The name of that 4th class might be problematic, could be "Rogue", "Explorer", "Expert", something like that.
 

Yes, I realized it should be in House Rules after I posted it.

I just find some of the "non-core" classes are diffucult from a design standpoint. The Fighter, Cleric, Wizard, etc are generic in nature while the Paladin, Ranger, Monk, etc are very specific. I think WOTC is having difficulty balancing specific ability advancements that have a lot of setting baggage with them versus the base ability advancements which are generic in nature.

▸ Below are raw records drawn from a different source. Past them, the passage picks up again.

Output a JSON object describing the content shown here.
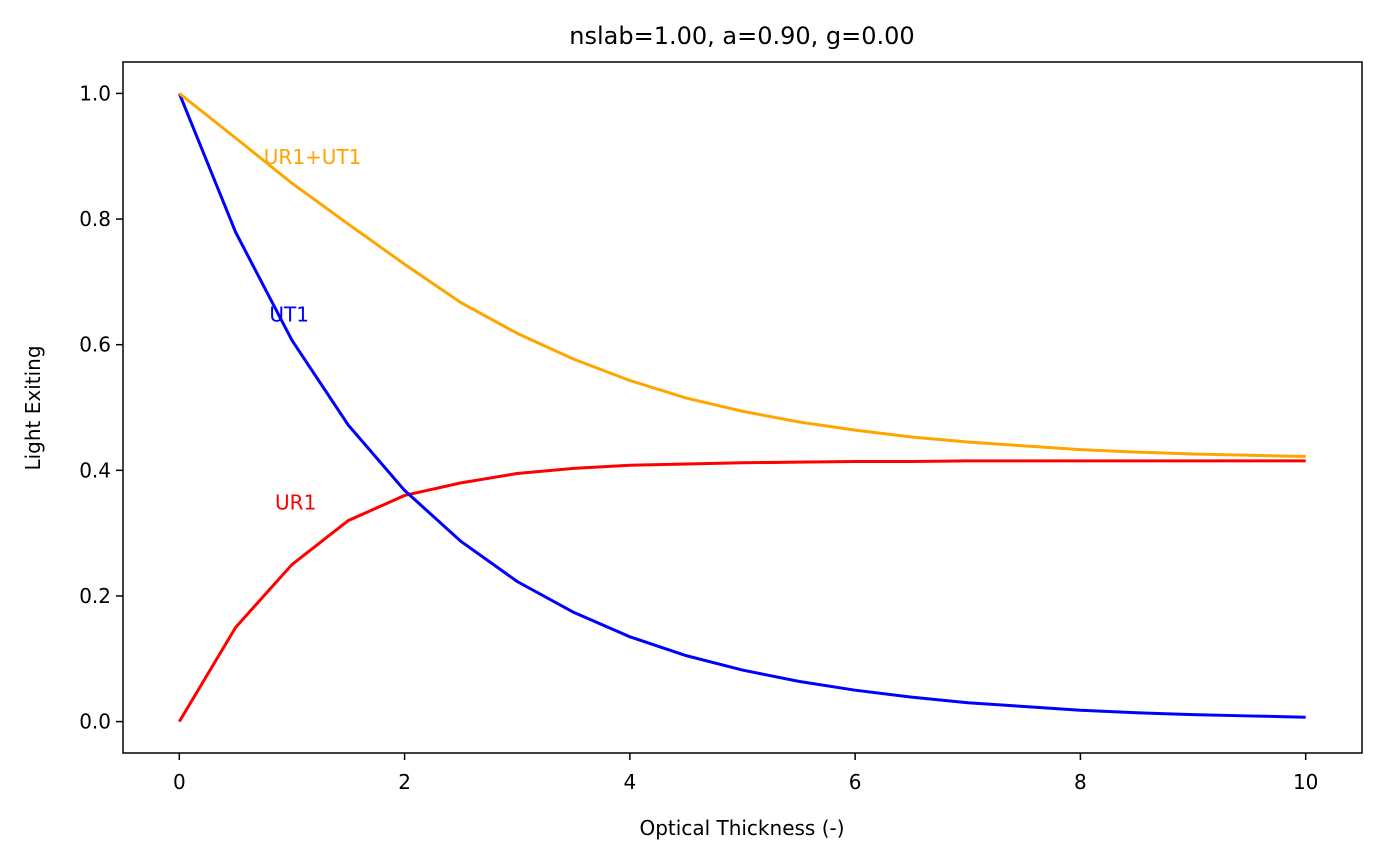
{
  "chart_data": {
    "type": "line",
    "title": "nslab=1.00, a=0.90, g=0.00",
    "xlabel": "Optical Thickness (-)",
    "ylabel": "Light Exiting",
    "x": [
      0,
      0.5,
      1,
      1.5,
      2,
      2.5,
      3,
      3.5,
      4,
      4.5,
      5,
      5.5,
      6,
      6.5,
      7,
      7.5,
      8,
      8.5,
      9,
      9.5,
      10
    ],
    "series": [
      {
        "name": "UR1",
        "color": "#ff0000",
        "values": [
          0,
          0.15,
          0.25,
          0.32,
          0.36,
          0.38,
          0.395,
          0.403,
          0.408,
          0.41,
          0.412,
          0.413,
          0.414,
          0.414,
          0.415,
          0.415,
          0.415,
          0.415,
          0.415,
          0.415,
          0.415
        ]
      },
      {
        "name": "UT1",
        "color": "#0000ff",
        "values": [
          1,
          0.779,
          0.607,
          0.472,
          0.368,
          0.287,
          0.223,
          0.174,
          0.135,
          0.105,
          0.082,
          0.064,
          0.05,
          0.039,
          0.03,
          0.024,
          0.018,
          0.014,
          0.011,
          0.009,
          0.007
        ]
      },
      {
        "name": "UR1+UT1",
        "color": "#ffa500",
        "values": [
          1,
          0.929,
          0.857,
          0.792,
          0.728,
          0.667,
          0.618,
          0.577,
          0.543,
          0.515,
          0.494,
          0.477,
          0.464,
          0.453,
          0.445,
          0.439,
          0.433,
          0.429,
          0.426,
          0.424,
          0.422
        ]
      }
    ],
    "annotations": [
      {
        "text": "UR1+UT1",
        "x": 0.75,
        "y": 0.9,
        "color": "#ffa500"
      },
      {
        "text": "UT1",
        "x": 0.8,
        "y": 0.65,
        "color": "#0000ff"
      },
      {
        "text": "UR1",
        "x": 0.85,
        "y": 0.35,
        "color": "#ff0000"
      }
    ],
    "xlim": [
      -0.5,
      10.5
    ],
    "ylim": [
      -0.05,
      1.05
    ],
    "xticks": [
      0,
      2,
      4,
      6,
      8,
      10
    ],
    "yticks": [
      {
        "value": 0,
        "label": "0.0"
      },
      {
        "value": 0.2,
        "label": "0.2"
      },
      {
        "value": 0.4,
        "label": "0.4"
      },
      {
        "value": 0.6,
        "label": "0.6"
      },
      {
        "value": 0.8,
        "label": "0.8"
      },
      {
        "value": 1,
        "label": "1.0"
      }
    ]
  }
}
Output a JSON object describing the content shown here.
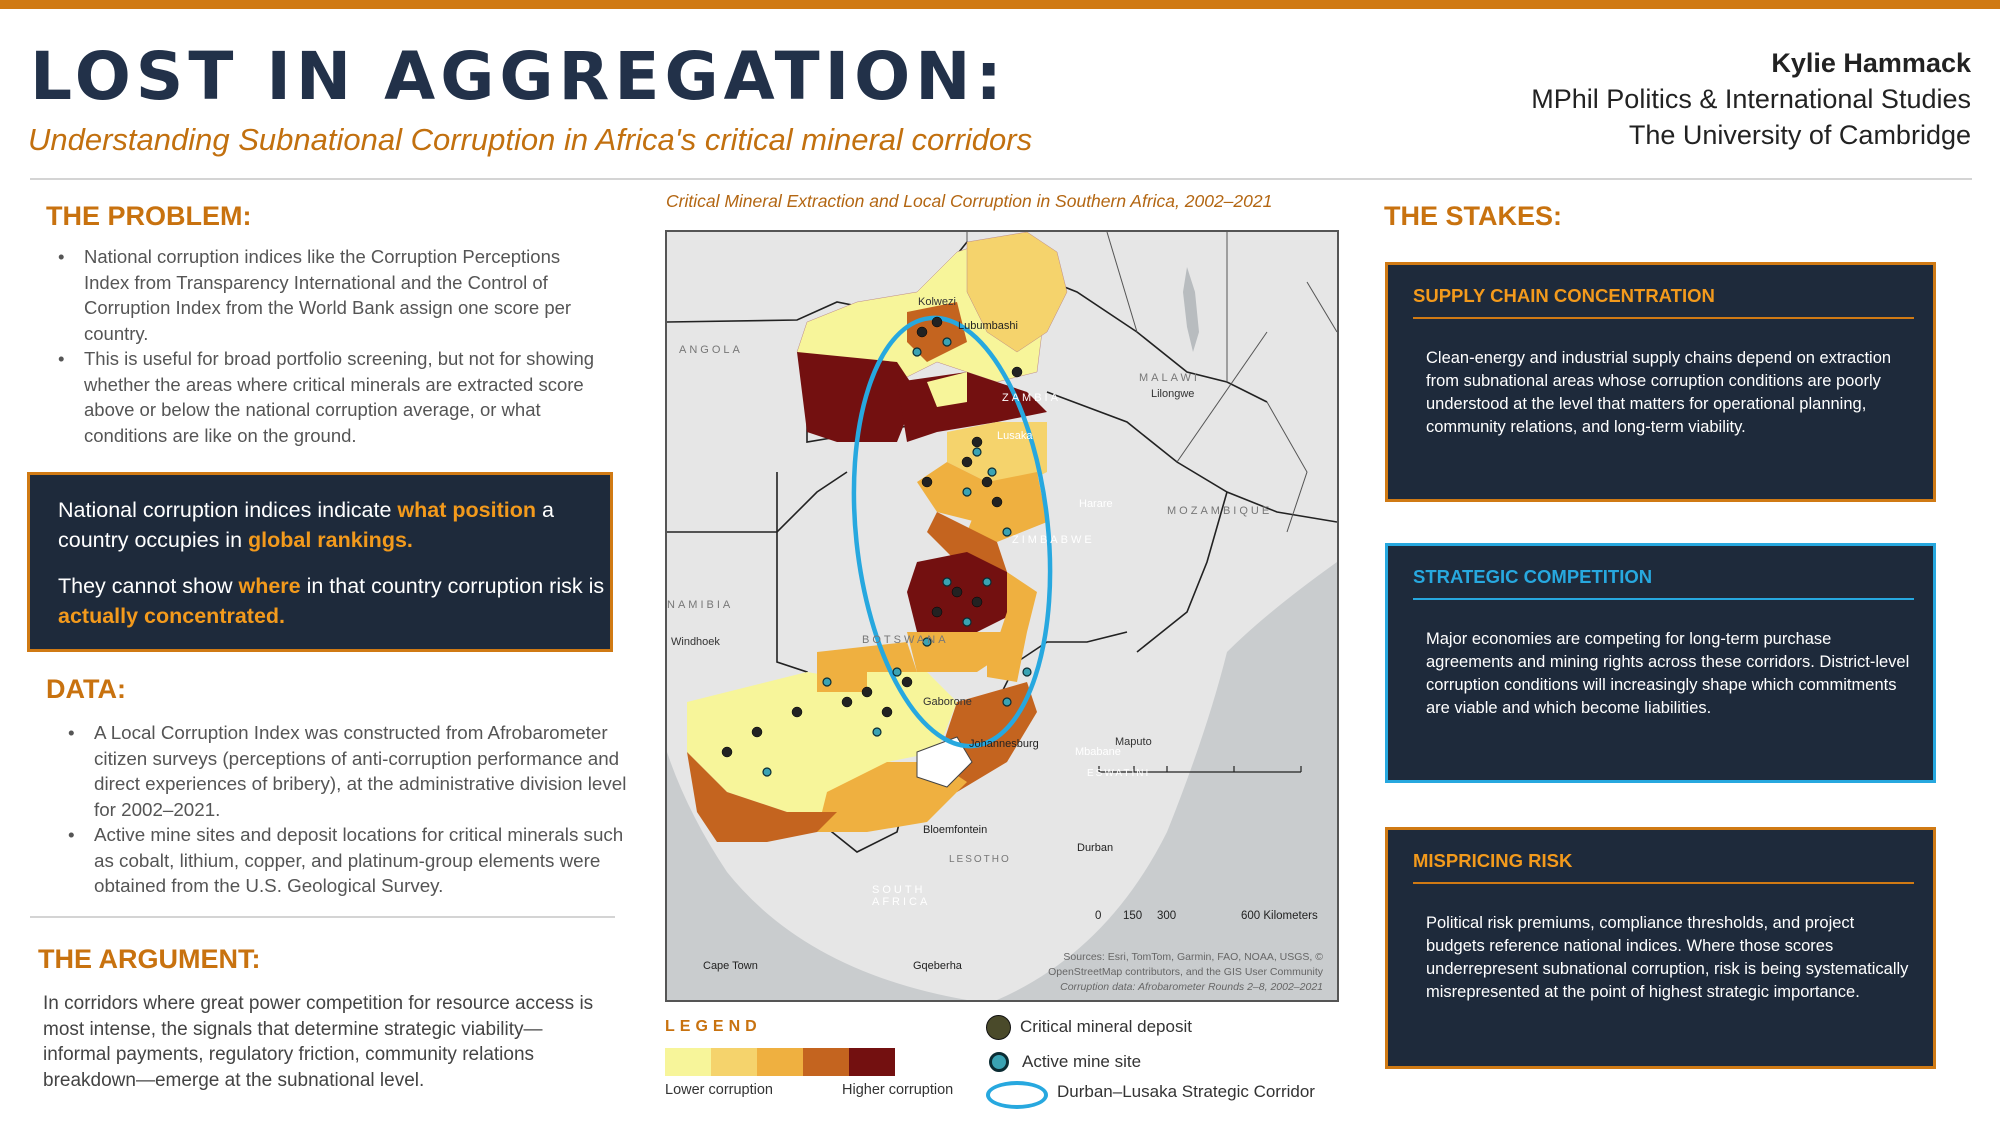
{
  "header": {
    "title": "LOST IN AGGREGATION:",
    "subtitle": "Understanding Subnational Corruption in Africa's critical mineral corridors",
    "author_name": "Kylie Hammack",
    "author_program": "MPhil Politics & International Studies",
    "author_institution": "The University of Cambridge"
  },
  "problem": {
    "heading": "THE PROBLEM:",
    "bullets": [
      "National corruption indices like the Corruption Perceptions Index from Transparency International and the Control of Corruption Index from the World Bank assign one score per country.",
      "This is useful for broad portfolio screening, but not for showing whether the areas where critical minerals are extracted score above or below the national corruption average, or what conditions are like on the ground."
    ]
  },
  "callout": {
    "l1a": "National corruption indices indicate ",
    "l1b": "what position",
    "l1c": " a country occupies in ",
    "l1d": "global rankings.",
    "l2a": "They cannot show ",
    "l2b": "where",
    "l2c": " in that country corruption risk is ",
    "l2d": "actually concentrated."
  },
  "data_section": {
    "heading": "DATA:",
    "bullets": [
      "A Local Corruption Index was constructed from Afrobarometer citizen surveys (perceptions of anti-corruption performance and direct experiences of bribery), at the administrative division level for 2002–2021.",
      "Active mine sites and deposit locations for critical minerals such as cobalt, lithium, copper, and platinum-group elements were obtained from the U.S. Geological Survey."
    ]
  },
  "argument": {
    "heading": "THE ARGUMENT:",
    "text": "In corridors where great power competition for resource access is most intense, the signals that determine strategic viability—informal payments, regulatory friction, community relations breakdown—emerge at the subnational level."
  },
  "map": {
    "title": "Critical Mineral Extraction and Local Corruption in Southern Africa, 2002–2021",
    "countries": [
      "ANGOLA",
      "ZAMBIA",
      "MALAWI",
      "MOZAMBIQUE",
      "ZIMBABWE",
      "NAMIBIA",
      "BOTSWANA",
      "SOUTH AFRICA",
      "ESWATINI",
      "LESOTHO"
    ],
    "cities": [
      "Kolwezi",
      "Lubumbashi",
      "Lusaka",
      "Lilongwe",
      "Harare",
      "Windhoek",
      "Gaborone",
      "Johannesburg",
      "Mbabane",
      "Maputo",
      "Bloemfontein",
      "Durban",
      "Cape Town",
      "Gqeberha"
    ],
    "scale_ticks": [
      "0",
      "150",
      "300",
      "600 Kilometers"
    ],
    "sources_1": "Sources: Esri, TomTom, Garmin, FAO, NOAA, USGS, ©",
    "sources_2": "OpenStreetMap contributors, and the GIS User Community",
    "sources_3": "Corruption data: Afrobarometer Rounds 2–8, 2002–2021",
    "colors": [
      "#f7f59a",
      "#f5d36c",
      "#efb040",
      "#c4641f",
      "#731010"
    ]
  },
  "legend": {
    "title": "LEGEND",
    "low": "Lower corruption",
    "high": "Higher corruption",
    "deposit": "Critical mineral deposit",
    "mine": "Active mine site",
    "corridor": "Durban–Lusaka Strategic Corridor"
  },
  "stakes": {
    "heading": "THE STAKES:",
    "cards": [
      {
        "title": "SUPPLY CHAIN CONCENTRATION",
        "color": "#f39a1c",
        "text": "Clean-energy and industrial supply chains depend on extraction from subnational areas whose corruption conditions are poorly understood at the level that matters for operational planning, community relations, and long-term viability."
      },
      {
        "title": "STRATEGIC COMPETITION",
        "color": "#27a8df",
        "text": "Major economies are competing for long-term purchase agreements and mining rights across these corridors. District-level corruption conditions will increasingly shape which commitments are viable and which become liabilities."
      },
      {
        "title": "MISPRICING RISK",
        "color": "#f39a1c",
        "text": "Political risk premiums, compliance thresholds, and project budgets reference national indices. Where those scores underrepresent subnational corruption, risk is being systematically misrepresented at the point of highest strategic importance."
      }
    ]
  }
}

They are trying to make grapefruit, kiwi fruits, and bananas that are equal to and balanced with Granny Smith, Fiji and Gala apples.
 

Well, partly they're trying to give players what they want, of course. People want to play a paladin or monk out of the box... and there's the memory that in AD&D 1st Ed. all these were core classes, as well. (Exceptions: Bard, Sorcerer.) So it's not too surprising that WOTC publishes what people want to buy. (More PC creation options = more sales, apparently.)

And yet I personally agree that it would be more elegant to reduce the number of core base classes.
 

Sounds a lot like D20 Modern, doesn't it?

Your base classes there are Tough Hero, Smart Hero, Fast Hero, etc. Mix and match those however you like. If you want to be something specific-- a soldier, a doctor, or a magic-user-- you take a PrC.
 

D20 Moderns approach is ok -- incredibly generic base classes with advanced classes you can take rather early (4th level, right?). I don't know that the overhaul of D&D classes required to fit such a system would be worth it. The 4 "core" D&D classes are fairly specific, not generic...

If anything, given the current class definitions, I'd rather see MORE base classes. There are too many standard fantasy/action archetypes that you can't do until 7th-10th level because the base classes are so narrowly defined and these archetypes have been pushed back to PrCs.